Published in their Nature Photonics manuscript, the Photonics Microsystems Group of the Research Laboratory of Electronics has successfully demonstrated a novel method to generate second-order nonlinear optical effects in silicon waveguides, which are nonexistent due to the crystalline symmetry of silicon. This new effect is achieved by breaking the symmetry of the silicon crystal by locally generating an intense directional electric field inside an electrical diode implanted into a silicon waveguide. These devices are fabricated in a CMOS foundry on 300mm silicon-on-insulator wafers and are mass-producible in the same fashion as microprocessors, memory, and solid-state drives. The high-resolution lithography (fabrication) employed in the foundry gives the ability to control and manipulate light roughly 200 times less the width of a human hair allowing for fabrication of structures on the nanometer scale.

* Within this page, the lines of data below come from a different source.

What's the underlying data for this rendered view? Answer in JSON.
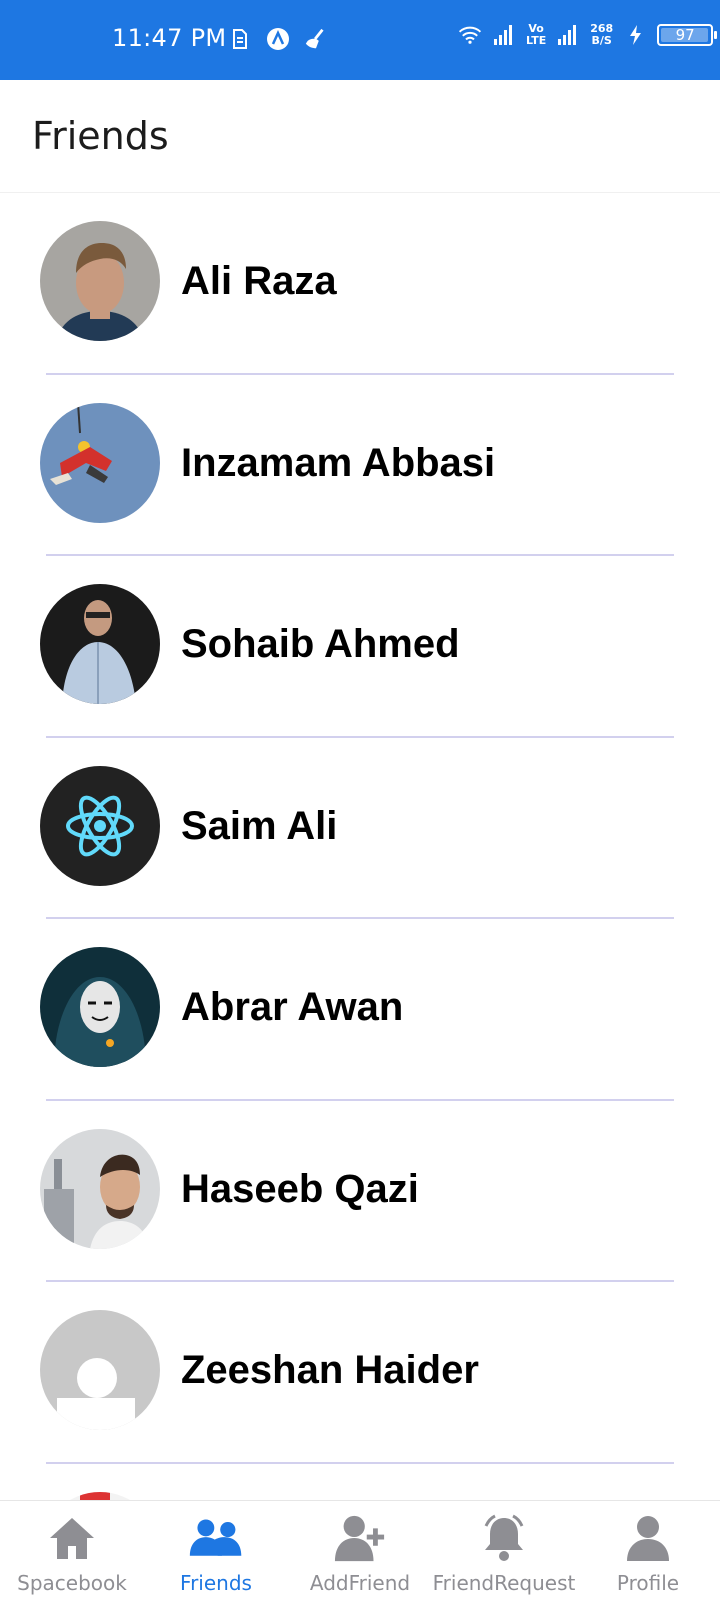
{
  "status_bar": {
    "time": "11:47 PM",
    "net_speed_value": "268",
    "net_speed_unit": "B/S",
    "network_label_top": "Vo",
    "network_label_bottom": "LTE",
    "battery_level": "97",
    "color": "#1e77e2"
  },
  "header": {
    "title": "Friends"
  },
  "friends": [
    {
      "name": "Ali Raza"
    },
    {
      "name": "Inzamam Abbasi"
    },
    {
      "name": "Sohaib Ahmed"
    },
    {
      "name": "Saim Ali"
    },
    {
      "name": "Abrar Awan"
    },
    {
      "name": "Haseeb Qazi"
    },
    {
      "name": "Zeeshan Haider"
    },
    {
      "name": ""
    }
  ],
  "tabs": [
    {
      "label": "Spacebook",
      "icon": "home-icon",
      "active": false
    },
    {
      "label": "Friends",
      "icon": "friends-icon",
      "active": true
    },
    {
      "label": "AddFriend",
      "icon": "add-friend-icon",
      "active": false
    },
    {
      "label": "FriendRequest",
      "icon": "bell-icon",
      "active": false
    },
    {
      "label": "Profile",
      "icon": "profile-icon",
      "active": false
    }
  ],
  "colors": {
    "active_tab": "#1e77e2",
    "inactive_tab": "#8e8e93",
    "divider": "#d2d0ee"
  }
}
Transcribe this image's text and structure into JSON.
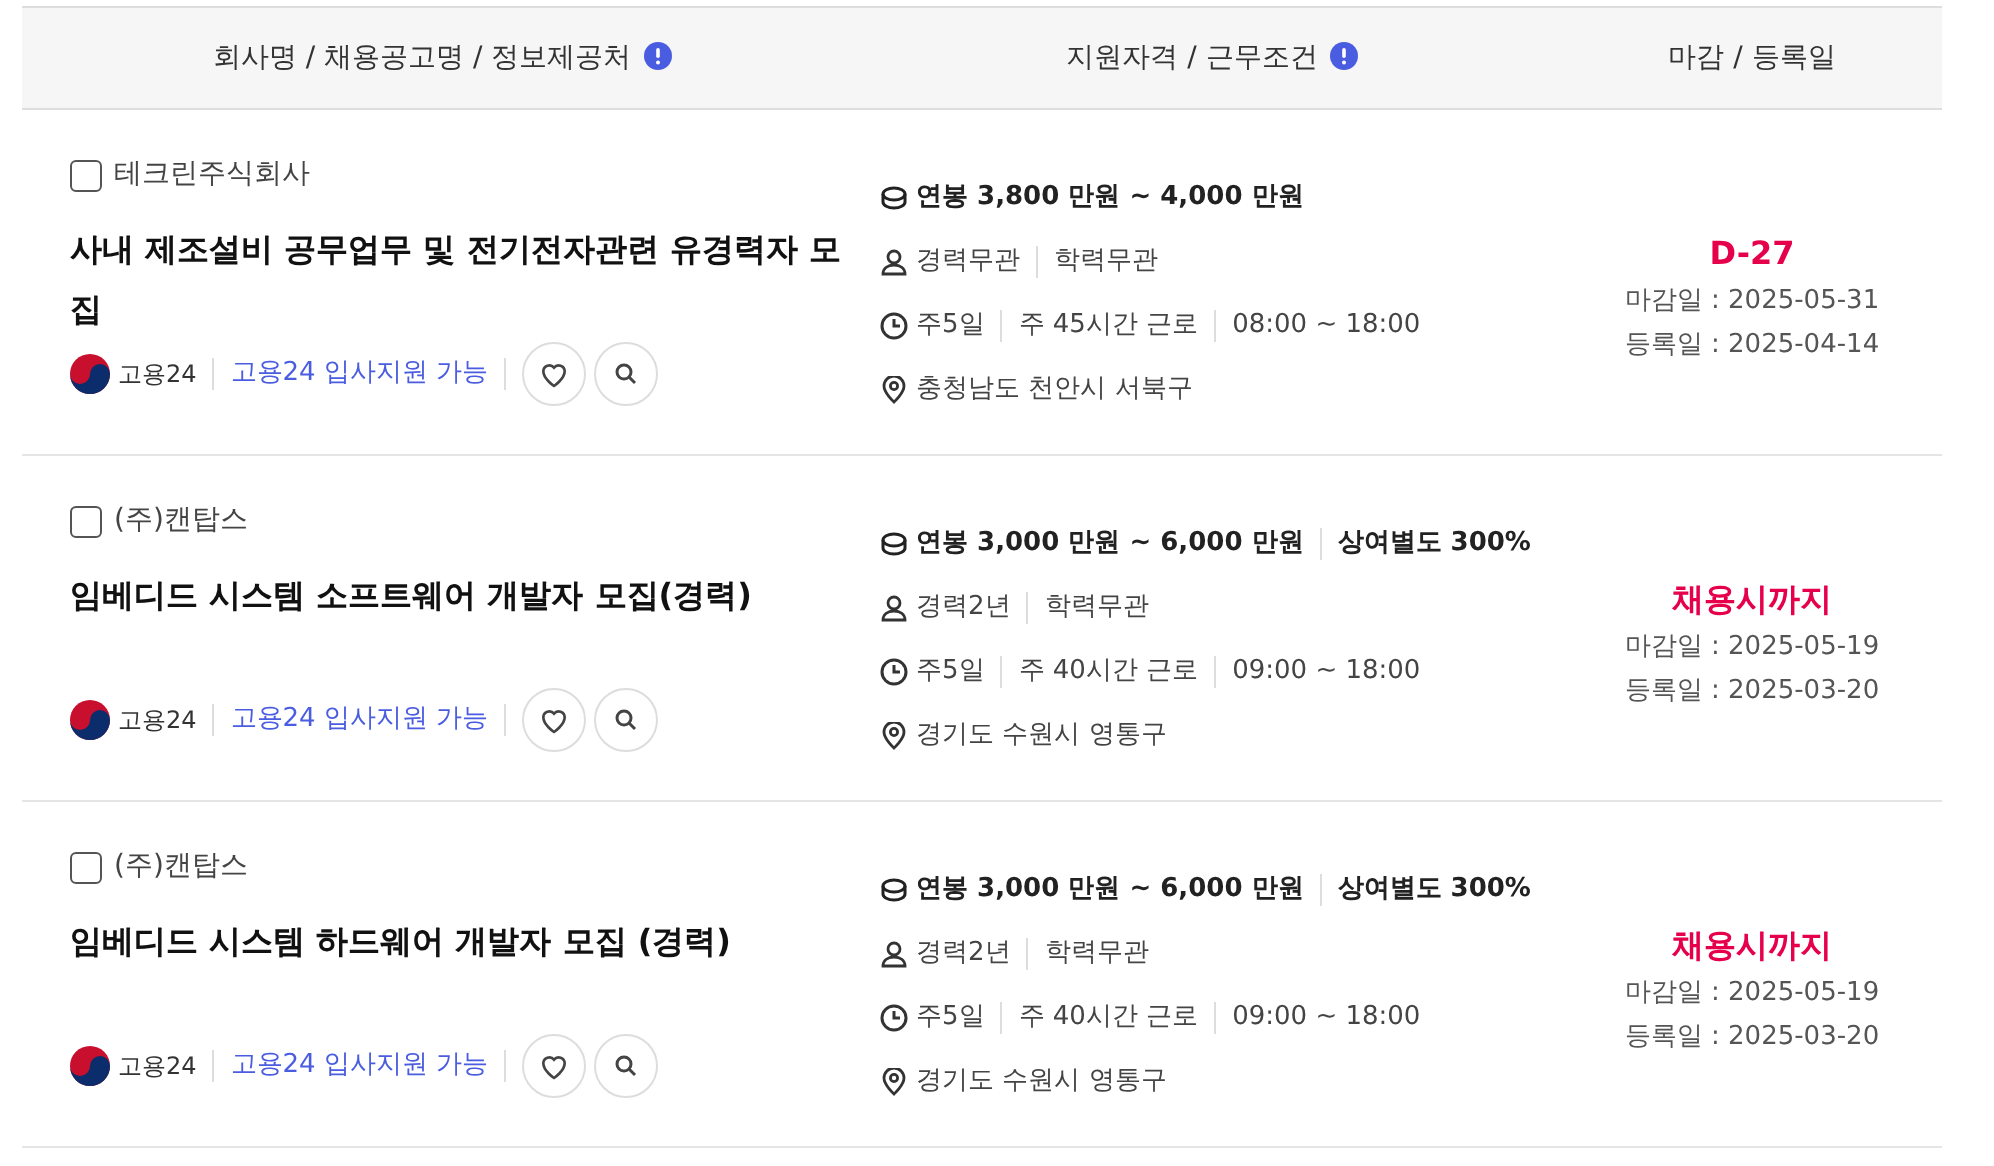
{
  "header": {
    "columns": [
      {
        "label": "회사명 / 채용공고명 / 정보제공처",
        "info": true
      },
      {
        "label": "지원자격 / 근무조건",
        "info": true
      },
      {
        "label": "마감 / 등록일",
        "info": false
      }
    ]
  },
  "jobs": [
    {
      "checked": false,
      "company": "테크린주식회사",
      "title": "사내 제조설비 공무업무 및 전기전자관련 유경력자 모집",
      "source": "고용24",
      "badge": "고용24 입사지원 가능",
      "favorite": false,
      "salary": [
        "연봉 3,800 만원 ~ 4,000 만원"
      ],
      "career": [
        "경력무관",
        "학력무관"
      ],
      "work": [
        "주5일",
        "주 45시간 근로",
        "08:00 ~ 18:00"
      ],
      "location": "충청남도 천안시 서북구",
      "deadline": "D-27",
      "deadline_date": "마감일 : 2025-05-31",
      "registered": "등록일 : 2025-04-14"
    },
    {
      "checked": false,
      "company": "(주)캔탑스",
      "title": "임베디드 시스템 소프트웨어 개발자 모집(경력)",
      "source": "고용24",
      "badge": "고용24 입사지원 가능",
      "favorite": false,
      "salary": [
        "연봉 3,000 만원 ~ 6,000 만원",
        "상여별도 300%"
      ],
      "career": [
        "경력2년",
        "학력무관"
      ],
      "work": [
        "주5일",
        "주 40시간 근로",
        "09:00 ~ 18:00"
      ],
      "location": "경기도 수원시 영통구",
      "deadline": "채용시까지",
      "deadline_date": "마감일 : 2025-05-19",
      "registered": "등록일 : 2025-03-20"
    },
    {
      "checked": false,
      "company": "(주)캔탑스",
      "title": "임베디드 시스템 하드웨어 개발자 모집 (경력)",
      "source": "고용24",
      "badge": "고용24 입사지원 가능",
      "favorite": false,
      "salary": [
        "연봉 3,000 만원 ~ 6,000 만원",
        "상여별도 300%"
      ],
      "career": [
        "경력2년",
        "학력무관"
      ],
      "work": [
        "주5일",
        "주 40시간 근로",
        "09:00 ~ 18:00"
      ],
      "location": "경기도 수원시 영통구",
      "deadline": "채용시까지",
      "deadline_date": "마감일 : 2025-05-19",
      "registered": "등록일 : 2025-03-20"
    }
  ]
}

 Specifically, in this work, two devices are shown utilizing this second-order nonlinear effect. First, a high-speed, low-loss, and chirp-free optical phase shifter is demonstrated. A device such as this can help to realize radio frequency and microwave links with complex modulation formats without the need for signal normalization, boosting data rates at data centers and in high-performance computers. Second, frequency doubling of an input infrared laser in a silicon waveguide using only the local electric field is shown.

 A second-order nonlinear optical effect is needed for fundamental processes such as second harmonic generation, phase-only modulation, and optical parametric oscillators. Prior demonstrations of second-order nonlinear optical effects in CMOS compatible platforms were weak and not suitable for efficient frequency doubling. On the contrary, demonstrations with III‑V materials were strong but not suitable for wafer-scale CMOS fabrication. Our devices combined the CMOS compatibility with a strong nonlinearity in an integrated silicon photonic platform developed by MIT over the past decade. This breakthrough gives rise to a new class of mass-producible silicon photonic devices such as tunable laser sources in infrared to mid-infrared spectrum, ultra-stable on-chip optical clocks, terahertz generators, optical parametric oscillators, and chirp-free modulators.